In 1994 Jewell Towne Vineyards became a licensed commercial enterprise, and the first 40 cases were released. Having made the wine in the Oldak home basement until 1996, the construction of a winery was completed in 1999, containing a wine cellar, bottling room, a large tasting room and a balcony used as an art gallery to exhibit work from local artists.

Since 1994 Jewell Towne Vineyards wines have won an array of awards from national competitions and state fairs.

Oldak has also formed the New Hampshire Winery Association, aiming to support local vintners, and works with the University of New Hampshire teaching viticulture and winemaking.

In 2018, it was reported that Peter Oldak and his wife Brenda were going to stop producing wines and sell off their remaining stock so that they could go into retirement.

== Production ==
Initially experimenting with more than sixty grape varieties, the number was eventually reduced to approximately twenty of varieties deemed most promising by 1990. While a varied selection of grape varieties, there is an emphasis on cold hardy varieties, but also Vitis vinifera varieties, such as Chardonnay, Gewürztraminer and Riesling.

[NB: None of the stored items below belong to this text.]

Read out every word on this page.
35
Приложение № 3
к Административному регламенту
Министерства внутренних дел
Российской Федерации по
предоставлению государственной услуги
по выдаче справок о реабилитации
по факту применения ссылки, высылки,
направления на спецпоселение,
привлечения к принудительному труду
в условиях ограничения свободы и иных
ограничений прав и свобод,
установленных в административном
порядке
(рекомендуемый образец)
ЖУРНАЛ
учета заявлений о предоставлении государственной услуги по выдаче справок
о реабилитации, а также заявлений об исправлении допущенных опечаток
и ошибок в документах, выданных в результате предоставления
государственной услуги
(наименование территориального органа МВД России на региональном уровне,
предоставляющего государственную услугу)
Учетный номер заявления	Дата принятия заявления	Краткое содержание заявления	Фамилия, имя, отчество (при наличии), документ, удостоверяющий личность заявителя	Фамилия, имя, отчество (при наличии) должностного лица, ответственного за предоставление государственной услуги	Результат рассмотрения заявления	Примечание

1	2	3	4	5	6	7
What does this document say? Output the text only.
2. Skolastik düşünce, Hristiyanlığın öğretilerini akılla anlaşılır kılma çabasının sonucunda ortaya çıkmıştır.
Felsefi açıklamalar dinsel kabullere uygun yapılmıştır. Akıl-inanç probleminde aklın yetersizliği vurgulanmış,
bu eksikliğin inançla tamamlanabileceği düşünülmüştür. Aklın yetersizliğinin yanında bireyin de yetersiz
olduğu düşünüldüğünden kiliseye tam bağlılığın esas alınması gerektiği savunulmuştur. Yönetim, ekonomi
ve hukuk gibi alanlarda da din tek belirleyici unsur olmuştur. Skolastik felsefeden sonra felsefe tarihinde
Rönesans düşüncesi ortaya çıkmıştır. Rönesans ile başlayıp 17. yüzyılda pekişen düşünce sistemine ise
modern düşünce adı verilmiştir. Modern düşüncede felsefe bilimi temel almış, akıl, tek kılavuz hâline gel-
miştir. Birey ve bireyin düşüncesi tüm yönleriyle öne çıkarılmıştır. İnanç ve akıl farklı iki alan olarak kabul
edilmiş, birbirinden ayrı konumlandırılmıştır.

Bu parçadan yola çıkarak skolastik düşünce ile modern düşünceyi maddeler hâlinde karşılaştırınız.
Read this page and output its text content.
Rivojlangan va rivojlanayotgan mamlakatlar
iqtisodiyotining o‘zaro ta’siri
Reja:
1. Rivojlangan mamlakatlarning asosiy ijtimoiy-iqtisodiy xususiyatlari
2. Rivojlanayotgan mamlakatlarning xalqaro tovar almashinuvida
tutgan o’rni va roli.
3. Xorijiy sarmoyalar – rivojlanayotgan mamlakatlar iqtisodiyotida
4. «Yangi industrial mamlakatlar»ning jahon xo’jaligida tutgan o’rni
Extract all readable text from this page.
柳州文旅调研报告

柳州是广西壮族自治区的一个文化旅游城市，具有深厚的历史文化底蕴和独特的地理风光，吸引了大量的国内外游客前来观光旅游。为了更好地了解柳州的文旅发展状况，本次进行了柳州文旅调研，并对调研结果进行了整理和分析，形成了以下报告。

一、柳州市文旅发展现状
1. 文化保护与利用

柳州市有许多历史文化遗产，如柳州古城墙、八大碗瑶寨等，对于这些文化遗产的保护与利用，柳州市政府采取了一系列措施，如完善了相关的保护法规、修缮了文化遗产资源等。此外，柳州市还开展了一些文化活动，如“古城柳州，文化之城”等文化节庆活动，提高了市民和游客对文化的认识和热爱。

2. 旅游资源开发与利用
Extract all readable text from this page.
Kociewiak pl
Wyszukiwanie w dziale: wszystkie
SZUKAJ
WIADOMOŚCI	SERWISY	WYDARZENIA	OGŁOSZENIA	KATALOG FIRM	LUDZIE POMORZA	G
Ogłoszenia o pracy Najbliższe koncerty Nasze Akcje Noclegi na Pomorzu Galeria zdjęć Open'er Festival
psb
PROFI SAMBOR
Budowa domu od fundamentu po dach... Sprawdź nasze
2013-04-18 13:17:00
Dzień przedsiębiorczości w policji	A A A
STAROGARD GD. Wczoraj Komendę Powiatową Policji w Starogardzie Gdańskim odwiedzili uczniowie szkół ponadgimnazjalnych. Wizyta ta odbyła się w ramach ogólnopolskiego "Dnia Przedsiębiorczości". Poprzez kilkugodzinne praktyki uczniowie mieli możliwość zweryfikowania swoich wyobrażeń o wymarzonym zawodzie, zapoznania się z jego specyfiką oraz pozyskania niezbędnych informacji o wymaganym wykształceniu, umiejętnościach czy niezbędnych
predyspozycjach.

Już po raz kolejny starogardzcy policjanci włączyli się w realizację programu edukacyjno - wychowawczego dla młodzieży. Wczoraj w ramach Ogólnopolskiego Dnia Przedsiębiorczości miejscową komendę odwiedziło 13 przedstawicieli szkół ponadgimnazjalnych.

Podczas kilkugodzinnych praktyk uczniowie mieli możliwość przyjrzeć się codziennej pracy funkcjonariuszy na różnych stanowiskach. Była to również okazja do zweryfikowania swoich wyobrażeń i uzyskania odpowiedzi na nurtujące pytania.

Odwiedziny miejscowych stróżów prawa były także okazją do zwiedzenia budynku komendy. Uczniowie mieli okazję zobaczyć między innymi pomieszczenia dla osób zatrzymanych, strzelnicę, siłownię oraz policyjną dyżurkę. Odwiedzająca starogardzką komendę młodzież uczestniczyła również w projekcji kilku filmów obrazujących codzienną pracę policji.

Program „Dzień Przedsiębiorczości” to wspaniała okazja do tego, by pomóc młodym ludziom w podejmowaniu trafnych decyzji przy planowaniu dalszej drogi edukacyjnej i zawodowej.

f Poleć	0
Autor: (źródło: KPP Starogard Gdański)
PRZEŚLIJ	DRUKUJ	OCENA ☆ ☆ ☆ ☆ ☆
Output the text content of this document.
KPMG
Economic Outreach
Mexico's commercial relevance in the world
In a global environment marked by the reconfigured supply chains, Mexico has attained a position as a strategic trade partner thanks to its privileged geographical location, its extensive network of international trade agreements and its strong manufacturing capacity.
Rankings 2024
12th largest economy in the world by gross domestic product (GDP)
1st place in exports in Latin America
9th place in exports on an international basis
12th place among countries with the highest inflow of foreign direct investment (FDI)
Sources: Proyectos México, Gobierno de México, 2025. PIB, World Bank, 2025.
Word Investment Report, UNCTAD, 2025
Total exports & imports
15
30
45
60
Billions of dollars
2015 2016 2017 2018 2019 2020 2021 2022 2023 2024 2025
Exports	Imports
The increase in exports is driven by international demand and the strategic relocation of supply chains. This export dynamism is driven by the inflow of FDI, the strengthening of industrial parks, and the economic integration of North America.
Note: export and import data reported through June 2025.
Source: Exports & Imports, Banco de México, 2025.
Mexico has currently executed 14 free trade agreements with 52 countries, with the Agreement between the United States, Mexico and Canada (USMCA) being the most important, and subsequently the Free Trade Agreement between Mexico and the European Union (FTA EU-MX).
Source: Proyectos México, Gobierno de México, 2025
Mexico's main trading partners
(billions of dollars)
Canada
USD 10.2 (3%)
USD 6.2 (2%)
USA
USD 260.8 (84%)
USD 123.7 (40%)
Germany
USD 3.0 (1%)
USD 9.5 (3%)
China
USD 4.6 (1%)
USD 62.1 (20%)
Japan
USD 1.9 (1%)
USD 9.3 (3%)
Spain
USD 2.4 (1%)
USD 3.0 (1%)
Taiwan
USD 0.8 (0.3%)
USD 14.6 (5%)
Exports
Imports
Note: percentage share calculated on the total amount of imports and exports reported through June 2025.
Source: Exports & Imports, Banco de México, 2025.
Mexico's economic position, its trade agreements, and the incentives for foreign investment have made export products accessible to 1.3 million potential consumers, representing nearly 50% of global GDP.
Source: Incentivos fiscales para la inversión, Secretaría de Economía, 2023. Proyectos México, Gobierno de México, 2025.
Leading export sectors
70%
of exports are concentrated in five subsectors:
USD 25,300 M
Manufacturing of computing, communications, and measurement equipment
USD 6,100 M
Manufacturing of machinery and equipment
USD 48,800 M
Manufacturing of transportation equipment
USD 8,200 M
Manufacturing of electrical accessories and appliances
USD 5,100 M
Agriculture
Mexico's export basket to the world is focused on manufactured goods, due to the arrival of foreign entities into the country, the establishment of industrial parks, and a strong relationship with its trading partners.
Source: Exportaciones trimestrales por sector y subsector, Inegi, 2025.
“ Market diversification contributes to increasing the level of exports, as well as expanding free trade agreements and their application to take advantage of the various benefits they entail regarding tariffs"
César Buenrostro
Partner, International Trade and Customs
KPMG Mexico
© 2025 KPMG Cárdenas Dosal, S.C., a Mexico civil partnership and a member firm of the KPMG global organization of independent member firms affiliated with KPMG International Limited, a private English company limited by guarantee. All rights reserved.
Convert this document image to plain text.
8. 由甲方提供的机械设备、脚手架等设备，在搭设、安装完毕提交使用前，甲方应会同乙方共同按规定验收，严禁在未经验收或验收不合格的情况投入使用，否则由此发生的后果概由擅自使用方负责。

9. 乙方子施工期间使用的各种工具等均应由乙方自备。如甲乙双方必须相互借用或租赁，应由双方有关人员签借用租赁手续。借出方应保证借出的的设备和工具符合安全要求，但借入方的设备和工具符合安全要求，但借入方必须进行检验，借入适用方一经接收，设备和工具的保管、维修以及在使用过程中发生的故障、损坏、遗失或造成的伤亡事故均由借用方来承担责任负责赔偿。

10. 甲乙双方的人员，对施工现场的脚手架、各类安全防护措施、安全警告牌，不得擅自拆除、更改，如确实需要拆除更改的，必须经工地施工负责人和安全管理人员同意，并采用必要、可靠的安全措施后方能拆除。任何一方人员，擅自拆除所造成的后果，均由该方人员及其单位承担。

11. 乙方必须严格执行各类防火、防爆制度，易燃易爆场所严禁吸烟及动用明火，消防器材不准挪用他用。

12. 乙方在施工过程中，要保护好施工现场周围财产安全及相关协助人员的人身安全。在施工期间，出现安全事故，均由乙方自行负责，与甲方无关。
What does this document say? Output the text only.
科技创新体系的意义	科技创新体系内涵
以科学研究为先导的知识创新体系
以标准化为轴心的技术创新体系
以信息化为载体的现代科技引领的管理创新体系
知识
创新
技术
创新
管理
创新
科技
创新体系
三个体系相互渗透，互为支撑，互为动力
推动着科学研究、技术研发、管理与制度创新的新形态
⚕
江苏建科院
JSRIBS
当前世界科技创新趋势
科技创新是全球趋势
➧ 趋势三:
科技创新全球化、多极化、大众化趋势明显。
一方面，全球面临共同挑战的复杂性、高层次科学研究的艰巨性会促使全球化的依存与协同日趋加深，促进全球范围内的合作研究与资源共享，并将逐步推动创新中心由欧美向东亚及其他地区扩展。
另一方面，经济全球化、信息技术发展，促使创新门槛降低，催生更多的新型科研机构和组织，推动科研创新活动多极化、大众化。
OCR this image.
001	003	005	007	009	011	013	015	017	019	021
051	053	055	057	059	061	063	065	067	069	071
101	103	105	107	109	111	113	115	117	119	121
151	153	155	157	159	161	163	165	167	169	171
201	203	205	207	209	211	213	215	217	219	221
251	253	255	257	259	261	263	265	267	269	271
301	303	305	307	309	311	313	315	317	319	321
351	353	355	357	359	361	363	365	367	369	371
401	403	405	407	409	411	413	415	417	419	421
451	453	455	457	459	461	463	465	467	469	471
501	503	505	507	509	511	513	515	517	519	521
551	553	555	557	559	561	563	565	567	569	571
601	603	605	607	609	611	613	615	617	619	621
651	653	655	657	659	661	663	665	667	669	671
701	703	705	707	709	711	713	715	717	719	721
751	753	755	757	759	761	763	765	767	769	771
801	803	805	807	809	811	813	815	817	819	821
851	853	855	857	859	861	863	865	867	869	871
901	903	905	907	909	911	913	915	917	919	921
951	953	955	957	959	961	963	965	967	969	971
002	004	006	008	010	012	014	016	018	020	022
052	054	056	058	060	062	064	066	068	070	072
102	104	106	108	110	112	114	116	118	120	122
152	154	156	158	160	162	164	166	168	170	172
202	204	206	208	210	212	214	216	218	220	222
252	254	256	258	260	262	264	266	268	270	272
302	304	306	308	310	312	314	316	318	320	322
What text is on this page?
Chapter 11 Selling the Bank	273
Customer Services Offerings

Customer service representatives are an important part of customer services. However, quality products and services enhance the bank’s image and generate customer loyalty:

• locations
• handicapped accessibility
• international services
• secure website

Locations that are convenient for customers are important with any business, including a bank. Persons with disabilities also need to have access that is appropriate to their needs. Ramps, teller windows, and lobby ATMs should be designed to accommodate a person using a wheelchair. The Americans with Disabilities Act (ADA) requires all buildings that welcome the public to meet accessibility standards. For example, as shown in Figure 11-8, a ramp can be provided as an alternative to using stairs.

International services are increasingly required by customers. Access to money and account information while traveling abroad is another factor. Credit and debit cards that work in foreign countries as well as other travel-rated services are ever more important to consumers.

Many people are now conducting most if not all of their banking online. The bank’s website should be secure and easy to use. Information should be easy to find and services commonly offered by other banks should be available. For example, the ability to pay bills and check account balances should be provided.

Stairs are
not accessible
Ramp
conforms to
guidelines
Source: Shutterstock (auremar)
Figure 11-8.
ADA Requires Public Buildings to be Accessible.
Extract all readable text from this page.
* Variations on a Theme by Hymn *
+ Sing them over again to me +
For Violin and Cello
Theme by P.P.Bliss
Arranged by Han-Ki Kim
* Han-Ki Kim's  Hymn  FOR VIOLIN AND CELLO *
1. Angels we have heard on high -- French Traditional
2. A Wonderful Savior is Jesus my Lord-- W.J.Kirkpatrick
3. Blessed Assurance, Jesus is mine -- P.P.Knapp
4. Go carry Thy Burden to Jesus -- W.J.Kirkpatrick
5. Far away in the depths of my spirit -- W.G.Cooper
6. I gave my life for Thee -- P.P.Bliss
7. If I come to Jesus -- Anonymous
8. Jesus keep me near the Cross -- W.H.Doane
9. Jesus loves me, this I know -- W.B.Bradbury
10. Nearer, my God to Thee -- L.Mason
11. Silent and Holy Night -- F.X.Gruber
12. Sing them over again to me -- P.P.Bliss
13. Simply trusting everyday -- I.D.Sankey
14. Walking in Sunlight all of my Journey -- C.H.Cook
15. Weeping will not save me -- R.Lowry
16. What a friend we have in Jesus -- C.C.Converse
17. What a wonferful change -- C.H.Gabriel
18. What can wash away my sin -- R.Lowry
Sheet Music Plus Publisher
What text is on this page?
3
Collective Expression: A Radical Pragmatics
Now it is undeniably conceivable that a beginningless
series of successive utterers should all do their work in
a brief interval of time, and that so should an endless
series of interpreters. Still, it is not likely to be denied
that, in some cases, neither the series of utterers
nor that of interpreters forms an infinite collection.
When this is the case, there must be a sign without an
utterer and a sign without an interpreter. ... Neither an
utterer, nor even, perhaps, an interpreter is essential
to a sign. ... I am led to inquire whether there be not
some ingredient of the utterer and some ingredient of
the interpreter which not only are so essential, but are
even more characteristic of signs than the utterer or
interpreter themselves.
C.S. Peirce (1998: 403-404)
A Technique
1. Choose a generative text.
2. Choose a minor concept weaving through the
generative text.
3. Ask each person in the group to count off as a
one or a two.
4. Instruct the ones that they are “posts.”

Among the cultivated hybrids are Aurore, Seyval, Vidal blanc, Vignoles and Marechal Foch. Oldak has declared a mission to bring Landot noir back to respectability. The winery produces between 18 and 20 types of wine. In addition to red and white varietal wines, the winery produces blush and ice wines, and a "port" that is made from the Chancellor grape.

By the early 2000s, Jewell Towne produced 35,000 bottles a year, requiring more fruit than can possibly be cultivated on the 5 acre vineyard, and therefore imported roughly 70% of the grapes from New York and California. However, in 2010 they decreased the amount of wine produced so that they could use only fruit grown on the 5-acre property. As the state line dividing New Hampshire and Massachusetts runs through the property, some of the wines bear "New Hampshire 50% & Massachusetts 50%" on the label.